Als der Grenzverkehr wieder Fahrt aufnahm

Die Öffnung kleiner Grenzübergänge sorgt in Salzburg bei Pendlern für Erleichterung. Unverständnis über Informationspolitik.

von Matthias Nagl

Um die Mittagszeit entwickelt sich auf der engen Grenzstraße in Großgmain sogar wieder ein kleiner Stau. Das hat es seit zwei Monaten nicht mehr gegeben. Die Grenze zum Nachbarort Bayerisch Gmain in Deutschland liegt gleich neben der Kirche mitten im Ortszentrum und war seit 17. März komplett gesperrt.

Seit Mittwoch, 6 Uhr früh, ist die Grenze zumindest für Pendler wieder offen. Beim KURIER-Lokalaugenschein einige Stunden später herrscht schon wieder reger Grenzverkehr. Einzelne Autofahrer werden auf beiden Seiten wieder zurückgeschickt, die meisten dürfen nach Vorweisen der notwendigen Papiere aber auf die andere Seite.

Gemeinsame Kläranlage

„Wegen der vielen Pendler ist die Öffnung für beide Orte extrem wichtig“, sagt Sebastian Schönbuchner, Bürgermeister von Großgmain. „Mehrere Großgmainer arbeiten in Bayerisch Gmain im Altenheim, von drüben arbeiten einige bei uns“, erzählt Schönbuchner. Sie sparen sich nun wieder den 24 Kilometer langen Umweg über den Walserberg und sind in wenigen Minuten in der Arbeit.

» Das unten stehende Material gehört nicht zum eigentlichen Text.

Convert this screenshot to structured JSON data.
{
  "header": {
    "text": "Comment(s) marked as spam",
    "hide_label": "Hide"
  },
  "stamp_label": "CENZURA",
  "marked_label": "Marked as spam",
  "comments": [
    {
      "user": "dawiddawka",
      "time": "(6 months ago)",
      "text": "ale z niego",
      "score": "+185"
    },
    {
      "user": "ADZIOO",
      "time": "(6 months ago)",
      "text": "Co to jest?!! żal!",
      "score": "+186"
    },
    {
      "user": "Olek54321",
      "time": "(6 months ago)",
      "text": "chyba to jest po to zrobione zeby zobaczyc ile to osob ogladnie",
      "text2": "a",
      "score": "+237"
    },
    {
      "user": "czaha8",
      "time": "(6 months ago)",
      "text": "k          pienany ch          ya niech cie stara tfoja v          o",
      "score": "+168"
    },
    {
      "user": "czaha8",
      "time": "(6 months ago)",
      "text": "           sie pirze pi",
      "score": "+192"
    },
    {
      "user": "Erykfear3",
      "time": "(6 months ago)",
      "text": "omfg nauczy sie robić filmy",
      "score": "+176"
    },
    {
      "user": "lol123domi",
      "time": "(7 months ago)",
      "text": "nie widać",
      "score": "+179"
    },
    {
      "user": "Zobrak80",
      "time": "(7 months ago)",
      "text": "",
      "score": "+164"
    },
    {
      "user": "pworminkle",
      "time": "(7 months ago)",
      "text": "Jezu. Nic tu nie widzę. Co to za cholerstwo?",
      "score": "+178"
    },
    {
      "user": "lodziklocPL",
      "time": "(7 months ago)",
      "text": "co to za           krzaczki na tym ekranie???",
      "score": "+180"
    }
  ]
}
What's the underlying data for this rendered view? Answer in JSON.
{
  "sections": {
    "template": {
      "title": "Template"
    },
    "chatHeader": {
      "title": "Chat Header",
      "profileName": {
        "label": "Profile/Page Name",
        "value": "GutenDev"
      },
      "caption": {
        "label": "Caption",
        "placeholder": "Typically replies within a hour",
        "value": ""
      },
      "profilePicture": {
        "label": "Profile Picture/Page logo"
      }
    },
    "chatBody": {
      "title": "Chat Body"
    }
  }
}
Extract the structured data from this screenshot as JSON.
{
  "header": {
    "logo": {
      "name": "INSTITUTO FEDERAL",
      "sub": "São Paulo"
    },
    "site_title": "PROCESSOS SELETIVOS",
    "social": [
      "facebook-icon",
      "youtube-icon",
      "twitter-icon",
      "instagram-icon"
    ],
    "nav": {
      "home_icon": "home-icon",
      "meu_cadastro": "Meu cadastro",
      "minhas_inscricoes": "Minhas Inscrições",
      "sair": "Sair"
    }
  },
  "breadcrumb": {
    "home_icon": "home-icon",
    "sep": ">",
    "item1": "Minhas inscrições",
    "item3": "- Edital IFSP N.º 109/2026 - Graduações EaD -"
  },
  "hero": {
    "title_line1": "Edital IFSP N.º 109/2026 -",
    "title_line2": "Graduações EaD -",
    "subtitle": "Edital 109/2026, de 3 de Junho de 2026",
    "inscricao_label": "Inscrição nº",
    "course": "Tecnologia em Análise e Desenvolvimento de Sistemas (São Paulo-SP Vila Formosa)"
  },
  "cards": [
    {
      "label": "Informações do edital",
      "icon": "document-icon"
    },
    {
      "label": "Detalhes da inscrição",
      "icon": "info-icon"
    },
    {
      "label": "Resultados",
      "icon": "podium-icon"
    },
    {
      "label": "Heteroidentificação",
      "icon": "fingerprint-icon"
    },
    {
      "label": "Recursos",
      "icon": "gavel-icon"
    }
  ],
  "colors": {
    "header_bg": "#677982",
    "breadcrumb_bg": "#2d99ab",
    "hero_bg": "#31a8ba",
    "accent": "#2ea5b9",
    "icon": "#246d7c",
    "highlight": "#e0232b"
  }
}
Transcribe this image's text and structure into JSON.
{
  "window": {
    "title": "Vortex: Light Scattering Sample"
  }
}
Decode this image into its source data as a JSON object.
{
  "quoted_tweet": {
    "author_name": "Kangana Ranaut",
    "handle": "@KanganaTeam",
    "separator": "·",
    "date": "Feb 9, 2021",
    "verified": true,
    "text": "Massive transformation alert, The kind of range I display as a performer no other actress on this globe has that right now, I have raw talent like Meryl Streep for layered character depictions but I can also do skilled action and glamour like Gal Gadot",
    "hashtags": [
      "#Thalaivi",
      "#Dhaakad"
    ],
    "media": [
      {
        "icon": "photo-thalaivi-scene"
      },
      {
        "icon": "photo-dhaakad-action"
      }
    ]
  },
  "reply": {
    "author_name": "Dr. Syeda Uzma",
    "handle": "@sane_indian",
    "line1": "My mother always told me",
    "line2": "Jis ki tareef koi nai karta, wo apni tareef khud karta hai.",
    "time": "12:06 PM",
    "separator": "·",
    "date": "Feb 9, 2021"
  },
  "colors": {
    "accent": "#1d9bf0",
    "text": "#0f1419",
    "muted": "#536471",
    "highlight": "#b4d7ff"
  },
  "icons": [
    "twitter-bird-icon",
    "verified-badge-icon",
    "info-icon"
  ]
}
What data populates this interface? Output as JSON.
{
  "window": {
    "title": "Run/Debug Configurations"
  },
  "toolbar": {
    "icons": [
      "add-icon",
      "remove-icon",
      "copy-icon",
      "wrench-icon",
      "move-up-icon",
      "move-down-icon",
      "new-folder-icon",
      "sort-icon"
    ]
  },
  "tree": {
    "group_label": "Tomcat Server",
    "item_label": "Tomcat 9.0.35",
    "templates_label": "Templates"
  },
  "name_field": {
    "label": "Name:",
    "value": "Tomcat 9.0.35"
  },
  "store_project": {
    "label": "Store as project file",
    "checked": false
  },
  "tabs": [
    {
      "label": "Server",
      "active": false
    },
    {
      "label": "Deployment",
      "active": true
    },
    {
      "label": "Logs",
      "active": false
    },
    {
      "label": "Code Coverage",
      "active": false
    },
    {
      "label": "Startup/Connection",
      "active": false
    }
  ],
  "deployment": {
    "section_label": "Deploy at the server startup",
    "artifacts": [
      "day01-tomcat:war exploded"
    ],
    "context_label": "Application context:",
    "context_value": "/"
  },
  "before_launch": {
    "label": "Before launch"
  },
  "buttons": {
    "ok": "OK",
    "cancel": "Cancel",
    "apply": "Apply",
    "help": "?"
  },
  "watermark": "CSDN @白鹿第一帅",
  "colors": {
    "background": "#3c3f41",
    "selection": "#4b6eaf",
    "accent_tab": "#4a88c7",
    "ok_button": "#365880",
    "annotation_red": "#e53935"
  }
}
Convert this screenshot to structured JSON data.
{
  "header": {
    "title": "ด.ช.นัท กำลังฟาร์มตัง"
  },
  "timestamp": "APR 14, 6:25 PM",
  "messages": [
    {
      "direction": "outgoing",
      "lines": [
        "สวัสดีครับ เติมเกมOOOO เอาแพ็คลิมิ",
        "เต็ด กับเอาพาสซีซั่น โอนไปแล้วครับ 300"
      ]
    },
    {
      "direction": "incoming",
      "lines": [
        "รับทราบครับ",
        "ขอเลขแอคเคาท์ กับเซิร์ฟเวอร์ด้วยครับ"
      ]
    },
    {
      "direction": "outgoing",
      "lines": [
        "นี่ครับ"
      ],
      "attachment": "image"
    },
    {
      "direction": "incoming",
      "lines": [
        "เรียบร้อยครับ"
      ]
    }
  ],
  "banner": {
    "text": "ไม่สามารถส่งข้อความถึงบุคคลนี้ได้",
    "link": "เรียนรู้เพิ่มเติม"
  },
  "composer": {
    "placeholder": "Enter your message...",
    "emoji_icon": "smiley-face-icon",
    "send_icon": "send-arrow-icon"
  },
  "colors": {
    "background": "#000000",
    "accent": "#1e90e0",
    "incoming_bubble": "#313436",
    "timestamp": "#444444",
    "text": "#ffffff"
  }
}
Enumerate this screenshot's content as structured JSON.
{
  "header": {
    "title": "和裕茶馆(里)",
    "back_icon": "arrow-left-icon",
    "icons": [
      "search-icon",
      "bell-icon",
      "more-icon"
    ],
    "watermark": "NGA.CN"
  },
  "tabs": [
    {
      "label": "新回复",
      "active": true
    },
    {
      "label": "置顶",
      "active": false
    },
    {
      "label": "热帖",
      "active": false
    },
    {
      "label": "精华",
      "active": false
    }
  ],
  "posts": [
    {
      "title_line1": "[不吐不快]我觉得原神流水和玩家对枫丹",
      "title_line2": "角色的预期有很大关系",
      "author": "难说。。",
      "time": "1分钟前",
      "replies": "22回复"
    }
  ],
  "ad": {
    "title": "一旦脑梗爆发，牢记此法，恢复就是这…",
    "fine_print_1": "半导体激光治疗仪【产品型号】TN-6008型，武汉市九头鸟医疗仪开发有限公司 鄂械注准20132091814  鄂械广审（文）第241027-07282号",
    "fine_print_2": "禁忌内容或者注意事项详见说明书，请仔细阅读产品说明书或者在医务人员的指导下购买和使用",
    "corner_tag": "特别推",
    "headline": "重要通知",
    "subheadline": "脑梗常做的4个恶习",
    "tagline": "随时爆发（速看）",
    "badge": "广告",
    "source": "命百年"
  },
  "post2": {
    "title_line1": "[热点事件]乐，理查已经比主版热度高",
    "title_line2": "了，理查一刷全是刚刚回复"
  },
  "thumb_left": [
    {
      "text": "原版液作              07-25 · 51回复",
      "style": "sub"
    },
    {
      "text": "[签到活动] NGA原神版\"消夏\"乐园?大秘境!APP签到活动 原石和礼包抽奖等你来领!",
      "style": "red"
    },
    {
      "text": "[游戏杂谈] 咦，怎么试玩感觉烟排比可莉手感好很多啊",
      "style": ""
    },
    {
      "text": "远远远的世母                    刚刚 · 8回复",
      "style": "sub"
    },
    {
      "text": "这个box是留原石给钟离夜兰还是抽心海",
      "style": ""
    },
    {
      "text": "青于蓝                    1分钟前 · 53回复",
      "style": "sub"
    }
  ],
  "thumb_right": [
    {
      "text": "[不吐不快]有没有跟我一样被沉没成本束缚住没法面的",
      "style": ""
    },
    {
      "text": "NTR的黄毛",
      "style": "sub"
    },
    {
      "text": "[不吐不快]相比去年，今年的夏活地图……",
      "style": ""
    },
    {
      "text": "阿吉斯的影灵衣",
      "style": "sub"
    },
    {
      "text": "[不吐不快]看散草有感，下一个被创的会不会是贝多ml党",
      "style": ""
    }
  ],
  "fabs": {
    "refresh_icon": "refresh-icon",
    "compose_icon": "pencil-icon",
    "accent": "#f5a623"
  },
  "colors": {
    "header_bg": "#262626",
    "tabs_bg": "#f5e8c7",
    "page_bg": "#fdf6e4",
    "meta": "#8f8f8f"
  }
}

Das Coronavirus schaffte, was seit dem EU-Beitritt vor 25 Jahren undenkbar war. Ein Bauzaun – dank EU-blauer Folie noch dazu blickdicht – trennte die beiden Orte von einem Tag auf den anderen. „Unsere Orte sind seit Jahrhunderten eng verbunden“, sagt Armin Wierer, Bürgermeister von Bayerisch Gmain. „Wir haben eine gemeinsame Kläranlage und einen gemeinsamen Sportplatz“, erzählt er.

Ärger mischt mit

Michaela Metzger, Wirtin des Gasthofs „Kaiser Karl“ einen Steinwurf von der Grenze auf österreichischer Seite entfernt, erkundigt sich bei den Polizisten, ob ihr Kellner zu Fuß über die Grenze darf, um bei den Vorbereitungen für die Wiedereröffnung am Freitag zu helfen.

Ja, er darf, allerdings ist der Grenzübertritt weiter nur für Pendler erlaubt.

Das wird streng gehandhabt und gilt auch für TV-Teams. So filmt ein ORF-Team am Mittwoch von österreichischer Seite die Grenze, auf der anderen Seite dreht ein ZDF-Team. Beide Gruppen bleiben brav auf ihrer Seite. Ab Freitag soll an den Grenzen nur mehr mittels Stichproben kontrolliert werden. Was das heißt, wissen die betroffenen Bürgermeister aber noch nicht . „Die Informationslage ist extrem dürftig“, sagt Wierer.

Auch sonst mischt sich in die Erleichterung um die Grenzöffnung auch einiges an Ärger. Der „Kaiser Karl“ hat die Zwangspause kreativ mit einem Lieferservice überbrückt. „Ich habe viele Kunden von drüben. Denen habe ich das Mittagessenunter dem Zaun durchgeschoben“, erzählt Metzger. Dass ab Freitag viele Deutsche wieder zum Mittagessen nach Großgmain kommen, glaubt sie nicht. Auch für die tatsächliche Grenzöffnung Mitte Juni ist Metzger noch skeptisch. „Das glaube ich erst, wenn ich es sehe“, sagt sie.